Today I read a newsgroup post by an academic at my former university, who I know reasonably well, and who I used to work for.  In that post, he talks about things that Microsoft has done to him, and how he views Microsoft today; the fact that the subject he is lecturing and I used to tutor is a Linux subject should be a good indication of those views :).

The funny thing is, I read through it, and can't argue with it.  Although I disagree with his interpretation of what's happening at the moment (discontinuation of UNIX/Linux support for new sales of Sybari products), his previous experience dealing with Microsoft is all too familiar.  Trouble getting solid documentation, not adhering to standards properly, and of course, the legal challenge brought by the US government.

I remember my first Windows SDK shipped with a coupon for the DDK; that coupon had a space where you had to write down why you wanted a copy.  This may have been just for statistics, but the idea of justifying why you need low-level product documentation seems a little strange.

On Tuesday Steve Ballmer was speaking to a bunch of us introducing the Engineering Excellence/Trustworthy Computing Forum.  To summarise one of his points, Microsoft can't deliver trustworthy computing to customers who don't trust us; computers today will store and communicate the most intimate details of our lives, our financial information, and data related to our identity.  When Microsoft talks about security, everyone needs to be able to believe that we're doing it with customer interests in mind - if customers don't believe we're serious about security, they'll switch to another product, not regularly apply patches, and not follow procedures designed to minimise risk.  To deliver Trustworthy computing, Microsoft needs to adhere to the strictest business practice guidelines to foster trust and respect.

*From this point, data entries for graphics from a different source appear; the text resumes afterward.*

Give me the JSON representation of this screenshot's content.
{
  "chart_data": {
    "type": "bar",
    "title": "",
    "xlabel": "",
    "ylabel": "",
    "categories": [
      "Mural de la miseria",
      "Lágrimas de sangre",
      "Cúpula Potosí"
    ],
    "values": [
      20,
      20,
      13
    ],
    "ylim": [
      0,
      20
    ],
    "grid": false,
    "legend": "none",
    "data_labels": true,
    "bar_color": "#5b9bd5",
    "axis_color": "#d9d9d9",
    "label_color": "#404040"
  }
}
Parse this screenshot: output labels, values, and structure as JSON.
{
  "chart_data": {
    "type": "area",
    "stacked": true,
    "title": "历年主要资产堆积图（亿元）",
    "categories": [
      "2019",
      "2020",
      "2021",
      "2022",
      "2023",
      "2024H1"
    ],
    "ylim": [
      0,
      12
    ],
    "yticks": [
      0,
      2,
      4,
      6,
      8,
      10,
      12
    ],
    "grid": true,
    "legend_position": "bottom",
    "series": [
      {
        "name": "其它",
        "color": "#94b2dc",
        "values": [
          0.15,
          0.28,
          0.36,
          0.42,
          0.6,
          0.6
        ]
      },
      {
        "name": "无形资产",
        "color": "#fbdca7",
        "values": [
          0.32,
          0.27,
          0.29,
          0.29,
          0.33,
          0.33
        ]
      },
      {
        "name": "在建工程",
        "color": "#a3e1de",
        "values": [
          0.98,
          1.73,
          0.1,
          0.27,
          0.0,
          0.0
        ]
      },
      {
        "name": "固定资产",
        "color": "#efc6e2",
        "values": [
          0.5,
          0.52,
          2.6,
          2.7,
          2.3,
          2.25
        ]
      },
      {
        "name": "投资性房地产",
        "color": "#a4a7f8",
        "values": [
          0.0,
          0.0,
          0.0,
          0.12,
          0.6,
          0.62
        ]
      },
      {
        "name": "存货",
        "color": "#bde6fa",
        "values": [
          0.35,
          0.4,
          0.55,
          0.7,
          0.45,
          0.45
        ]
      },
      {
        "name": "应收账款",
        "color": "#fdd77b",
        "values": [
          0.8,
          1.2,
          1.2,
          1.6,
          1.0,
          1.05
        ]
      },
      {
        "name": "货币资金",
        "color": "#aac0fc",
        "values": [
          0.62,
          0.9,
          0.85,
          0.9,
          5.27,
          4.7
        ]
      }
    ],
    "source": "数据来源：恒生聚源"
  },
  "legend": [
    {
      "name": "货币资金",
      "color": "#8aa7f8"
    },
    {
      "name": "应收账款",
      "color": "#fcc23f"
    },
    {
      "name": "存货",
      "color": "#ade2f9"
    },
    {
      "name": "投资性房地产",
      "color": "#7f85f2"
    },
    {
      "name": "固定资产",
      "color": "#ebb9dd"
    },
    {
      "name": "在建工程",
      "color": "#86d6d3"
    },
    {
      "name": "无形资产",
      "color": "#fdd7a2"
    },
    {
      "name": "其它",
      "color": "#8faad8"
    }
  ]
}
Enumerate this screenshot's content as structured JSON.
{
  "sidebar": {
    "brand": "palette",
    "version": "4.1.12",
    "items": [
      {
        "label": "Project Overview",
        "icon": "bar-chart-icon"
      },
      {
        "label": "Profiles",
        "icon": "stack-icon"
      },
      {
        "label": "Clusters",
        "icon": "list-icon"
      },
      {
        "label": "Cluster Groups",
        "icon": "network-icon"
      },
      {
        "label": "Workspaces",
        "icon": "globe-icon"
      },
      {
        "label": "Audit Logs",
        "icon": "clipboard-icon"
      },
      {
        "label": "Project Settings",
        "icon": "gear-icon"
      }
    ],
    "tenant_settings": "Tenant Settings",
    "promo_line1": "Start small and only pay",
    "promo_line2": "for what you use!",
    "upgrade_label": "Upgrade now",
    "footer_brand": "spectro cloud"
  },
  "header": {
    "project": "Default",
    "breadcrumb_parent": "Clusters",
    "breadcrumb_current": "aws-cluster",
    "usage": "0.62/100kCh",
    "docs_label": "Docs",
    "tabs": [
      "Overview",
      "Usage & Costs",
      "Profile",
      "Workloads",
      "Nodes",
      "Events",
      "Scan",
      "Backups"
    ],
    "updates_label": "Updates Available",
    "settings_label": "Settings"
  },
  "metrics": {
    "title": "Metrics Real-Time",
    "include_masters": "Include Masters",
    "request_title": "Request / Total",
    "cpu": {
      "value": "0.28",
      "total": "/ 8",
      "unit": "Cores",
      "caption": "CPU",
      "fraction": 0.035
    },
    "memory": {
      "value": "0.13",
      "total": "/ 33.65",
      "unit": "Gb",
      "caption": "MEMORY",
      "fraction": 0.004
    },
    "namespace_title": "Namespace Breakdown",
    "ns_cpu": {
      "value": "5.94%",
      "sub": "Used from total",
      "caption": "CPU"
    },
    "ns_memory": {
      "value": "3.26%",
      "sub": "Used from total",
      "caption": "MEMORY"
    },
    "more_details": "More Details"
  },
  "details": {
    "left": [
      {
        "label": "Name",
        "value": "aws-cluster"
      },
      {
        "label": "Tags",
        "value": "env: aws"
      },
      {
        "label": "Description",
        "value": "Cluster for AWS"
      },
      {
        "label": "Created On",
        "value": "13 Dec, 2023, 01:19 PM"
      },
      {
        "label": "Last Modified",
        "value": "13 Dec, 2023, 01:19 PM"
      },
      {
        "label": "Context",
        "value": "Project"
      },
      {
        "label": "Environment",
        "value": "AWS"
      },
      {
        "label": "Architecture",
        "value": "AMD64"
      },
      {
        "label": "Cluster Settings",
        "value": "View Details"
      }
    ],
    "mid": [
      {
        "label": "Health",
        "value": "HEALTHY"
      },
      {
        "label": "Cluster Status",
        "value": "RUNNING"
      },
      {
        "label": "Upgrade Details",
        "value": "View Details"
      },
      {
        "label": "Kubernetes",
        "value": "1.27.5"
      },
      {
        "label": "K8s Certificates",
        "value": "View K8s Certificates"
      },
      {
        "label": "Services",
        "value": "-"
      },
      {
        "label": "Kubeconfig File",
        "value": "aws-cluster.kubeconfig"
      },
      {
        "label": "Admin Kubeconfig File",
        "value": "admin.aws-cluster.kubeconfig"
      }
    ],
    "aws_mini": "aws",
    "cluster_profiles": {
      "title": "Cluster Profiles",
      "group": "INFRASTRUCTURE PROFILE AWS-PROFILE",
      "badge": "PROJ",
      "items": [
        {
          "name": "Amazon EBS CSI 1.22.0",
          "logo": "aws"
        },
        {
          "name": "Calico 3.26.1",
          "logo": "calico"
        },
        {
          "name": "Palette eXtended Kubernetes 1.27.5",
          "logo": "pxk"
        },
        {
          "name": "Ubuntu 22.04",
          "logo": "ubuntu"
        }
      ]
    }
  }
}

These two things came together in my head.  Sure, when I bought my first SDK it retailed for around $1,000.  Today, that documentation is freely available on the web, as are the tools.  Compilers and linkers used to cost that much too.  Now, they're a free download.  So are debuggers, and debugging symbols. The DDK is available for the cost of shipping.  If documentation for a particular Windows API or topic isn't public, then the other teams at Microsoft aren't allowed to use it either.  Required by settlement, enforced at Microsoft.  That helps provide great feedback for platform features, so that everyone else can benefit too.

Today Microsoft leverages standards in nearly all of our products.  The recent announcement of Office moving to an XML-based file format should serve as an example, although there are many others.  NFS support is another free download.  Standards deliver the best experience to our customers, allow them to leverage existing tools, and deploy new Microsoft solutions.  That provides great opportunities for Microsoft into new markets, and enables a smooth transition for our customers.  It's win-win.

A lot of things have changed since the Antitrust case.  It's visible looking around campus culture; culture is not an easy thing to change with such a large group of people.  But here I am talking about these things, with a link so that anybody can contact me, ask me questions, ask for a feature, or anything.  I read all of the posts here, and all of the comments I get.  I follow them up.  I've dug into source code to find answers for people multiple times - not because they pay me, but because Microsoft now understands the benefit of participating in the community to achieve great results.

Maybe we have the government to thank, in a twisted kind of way.  Or maybe the open source community has shown the value of software as a community activity.  Or maybe Steve's right - for Microsoft to grow into new markets, customers have to trust us more than ever, which demands ever more openness, honesty, and accountability.

Great software is the beginning, but a great user experience is what ultimately matters.